A homemaker will spend many hours of her day in the kitchen. What a joy for her if she loves to spend time in it. It’s the place where she stores her food supplies and where she bakes and cooks her family’s favorite meals.
Imagine for a minute, how much more is going on in this part of her home. Look at her kitchen table where she can do her arts and crafts and sewing projects, or where her children sit down to do their assignments. It’s there that the family gathers for daily worship, to play board games, or to host their guests.
What do you think of your kitchen? Do you like it? Or do you find it would need more cupboards? Perhaps its front doesn’t have such a lovely color as you might wish and/or the countertop reveals its age by now? Say, would you like to spend more time in it again and transform it into a cozy, clean and pleasant place for your family and guests?
“You don’t understand. We don’t have the money to buy a new kitchen,” some of you might say.
Theodore Roosevelt once said: "Do what you can, with what you have, where you are." This is exactly what I’ve reminded myself of when I struggled very much with my own kitchen (we are renting the house we are living in).
You see, shortly before Christmas time I had just received the workbooks of my new home economic course and began working my way through a section called Efficient Kitchen Organization. The more I read, however, the more I frustrated I became. Why couldn’t I have a different, a better kitchen? One that works? I longed for a bigger and nicer one with new appliances; one that would have more than one hanging cupboard; one that would have a sink with two basins. It was no fun baking and cooking in this place. Oh my goodness! After taking a break and slowly reading through the same section again, I rolled up my sleeves and began to work with what I have and where I was at. By the end of the day the job was done and I was quite pleased with the outcome.
Yes, I did struggle and, to be honest, it wasn’t easy at all to rearrange everything and reorganize my working space according to what the workbook said, especially since my space is quite limited. But, I did it. Now it makes such a huge difference and working in it is so much fun again.
I worked my way through the lesson about Efficient Kitchen Organization which suggests to divide the kitchen into several areas. Here is what I have come up with:
The storage area for dry food and the refridgerator are to the left. In this area I keep everything I need to prepare bread, cakes and meals: measuring tools, mixer and its attachments, bowls, wooden spoons, baking pans, cupcake liners, dry ingredients like flour, sugar, seeds, recipes and cookbooks.

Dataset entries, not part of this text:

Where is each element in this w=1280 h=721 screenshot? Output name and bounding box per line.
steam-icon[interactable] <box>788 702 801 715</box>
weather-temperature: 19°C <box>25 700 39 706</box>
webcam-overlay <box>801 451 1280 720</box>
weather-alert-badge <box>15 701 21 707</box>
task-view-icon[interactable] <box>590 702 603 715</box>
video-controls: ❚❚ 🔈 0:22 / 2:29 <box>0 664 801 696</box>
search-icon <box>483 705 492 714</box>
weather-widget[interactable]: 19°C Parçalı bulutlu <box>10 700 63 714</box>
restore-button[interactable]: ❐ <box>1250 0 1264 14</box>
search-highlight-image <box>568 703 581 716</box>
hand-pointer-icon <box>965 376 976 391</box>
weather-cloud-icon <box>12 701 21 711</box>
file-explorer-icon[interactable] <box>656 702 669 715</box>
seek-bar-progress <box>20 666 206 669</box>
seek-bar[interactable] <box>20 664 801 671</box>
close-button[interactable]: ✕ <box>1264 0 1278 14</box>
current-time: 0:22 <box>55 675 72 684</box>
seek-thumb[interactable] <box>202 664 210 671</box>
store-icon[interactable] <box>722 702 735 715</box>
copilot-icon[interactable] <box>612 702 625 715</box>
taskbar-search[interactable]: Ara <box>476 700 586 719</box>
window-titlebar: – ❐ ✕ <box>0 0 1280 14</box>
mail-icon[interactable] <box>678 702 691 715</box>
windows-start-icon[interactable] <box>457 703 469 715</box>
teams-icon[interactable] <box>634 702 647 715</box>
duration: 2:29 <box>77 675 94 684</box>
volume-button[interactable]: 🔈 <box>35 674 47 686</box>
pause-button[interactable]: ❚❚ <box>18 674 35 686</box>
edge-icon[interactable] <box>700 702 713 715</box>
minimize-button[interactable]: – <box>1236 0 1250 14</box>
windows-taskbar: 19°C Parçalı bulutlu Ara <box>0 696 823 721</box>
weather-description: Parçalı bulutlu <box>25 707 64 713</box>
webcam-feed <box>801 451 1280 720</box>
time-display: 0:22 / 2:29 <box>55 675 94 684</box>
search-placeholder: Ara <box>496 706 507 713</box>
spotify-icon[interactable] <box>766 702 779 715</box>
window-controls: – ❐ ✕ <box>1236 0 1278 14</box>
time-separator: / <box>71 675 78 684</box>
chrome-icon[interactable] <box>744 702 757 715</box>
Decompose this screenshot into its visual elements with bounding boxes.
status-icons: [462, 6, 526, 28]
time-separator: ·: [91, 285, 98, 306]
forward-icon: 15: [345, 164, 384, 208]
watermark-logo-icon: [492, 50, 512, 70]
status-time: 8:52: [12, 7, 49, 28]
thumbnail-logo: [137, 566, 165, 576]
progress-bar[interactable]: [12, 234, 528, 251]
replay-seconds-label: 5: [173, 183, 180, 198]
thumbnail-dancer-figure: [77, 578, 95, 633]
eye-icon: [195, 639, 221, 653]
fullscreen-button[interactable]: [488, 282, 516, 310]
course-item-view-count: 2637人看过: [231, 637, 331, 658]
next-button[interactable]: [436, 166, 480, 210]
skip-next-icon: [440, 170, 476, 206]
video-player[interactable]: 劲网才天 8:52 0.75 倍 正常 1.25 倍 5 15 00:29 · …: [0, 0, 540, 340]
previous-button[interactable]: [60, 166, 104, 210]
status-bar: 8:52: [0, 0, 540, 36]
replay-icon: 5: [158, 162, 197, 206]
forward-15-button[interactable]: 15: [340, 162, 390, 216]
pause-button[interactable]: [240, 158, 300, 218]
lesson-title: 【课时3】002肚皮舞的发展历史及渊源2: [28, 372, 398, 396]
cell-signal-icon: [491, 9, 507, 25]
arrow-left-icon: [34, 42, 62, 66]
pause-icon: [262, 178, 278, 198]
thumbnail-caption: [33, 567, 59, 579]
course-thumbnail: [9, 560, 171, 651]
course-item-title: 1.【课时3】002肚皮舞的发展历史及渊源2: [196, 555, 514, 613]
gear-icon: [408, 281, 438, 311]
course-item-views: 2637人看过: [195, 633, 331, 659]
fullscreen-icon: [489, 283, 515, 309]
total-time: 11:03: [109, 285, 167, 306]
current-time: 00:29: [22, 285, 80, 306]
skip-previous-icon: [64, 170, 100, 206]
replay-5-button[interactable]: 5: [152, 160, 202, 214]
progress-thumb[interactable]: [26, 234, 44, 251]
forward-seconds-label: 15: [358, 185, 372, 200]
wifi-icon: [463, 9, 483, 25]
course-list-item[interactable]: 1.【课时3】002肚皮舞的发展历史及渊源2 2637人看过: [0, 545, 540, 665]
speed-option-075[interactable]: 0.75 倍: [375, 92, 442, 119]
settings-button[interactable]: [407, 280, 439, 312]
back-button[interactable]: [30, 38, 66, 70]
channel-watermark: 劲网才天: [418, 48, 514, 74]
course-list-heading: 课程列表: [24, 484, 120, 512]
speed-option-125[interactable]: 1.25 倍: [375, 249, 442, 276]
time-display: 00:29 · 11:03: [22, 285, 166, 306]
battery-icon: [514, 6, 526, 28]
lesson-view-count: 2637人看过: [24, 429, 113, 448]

The workbook of the home economic course says to use a round tray for storing spices. However, I’m using a small box for salt, pepper, herbs, etc. (see on the countertop) and a small tin box that contains baking powder, soda, cinnamon, vanilla and so on (see right-hand side of top shelf inside the cupboard).
Here is where I store the frying pans and cooking utensils (hanging on hooks to the right), pots and colander and slow cookers (in the cupboard below), and where I’m baking and cooking (see the double oven with built in stove to the left).
Washing Up Area
There is a dishwasher on the right-hand side but I’m actually washing my dishes by hand. I find this more efficient and hygienic.
Dishes and Cutlery Area
I keep coffee, tea, bread and oats in the cupboard above and the coffeemaker, foodslicer, etc. on the countertop so I’m also calling this the Breakfast area.
I stack the plates that I use daily in the front and the others in the back. Cutlery, towels, cling film, aluminum foil and bags are found in the drawers.
I’m very happy that I was able to arrange all of the areas right next to each other and that I can continually work my way from left to right. You might doubt at first that dividing your kitchen into these specific areas will change anything. I did, too. I can tell you now, though, that this does make such a big difference. Give it a try and you will see!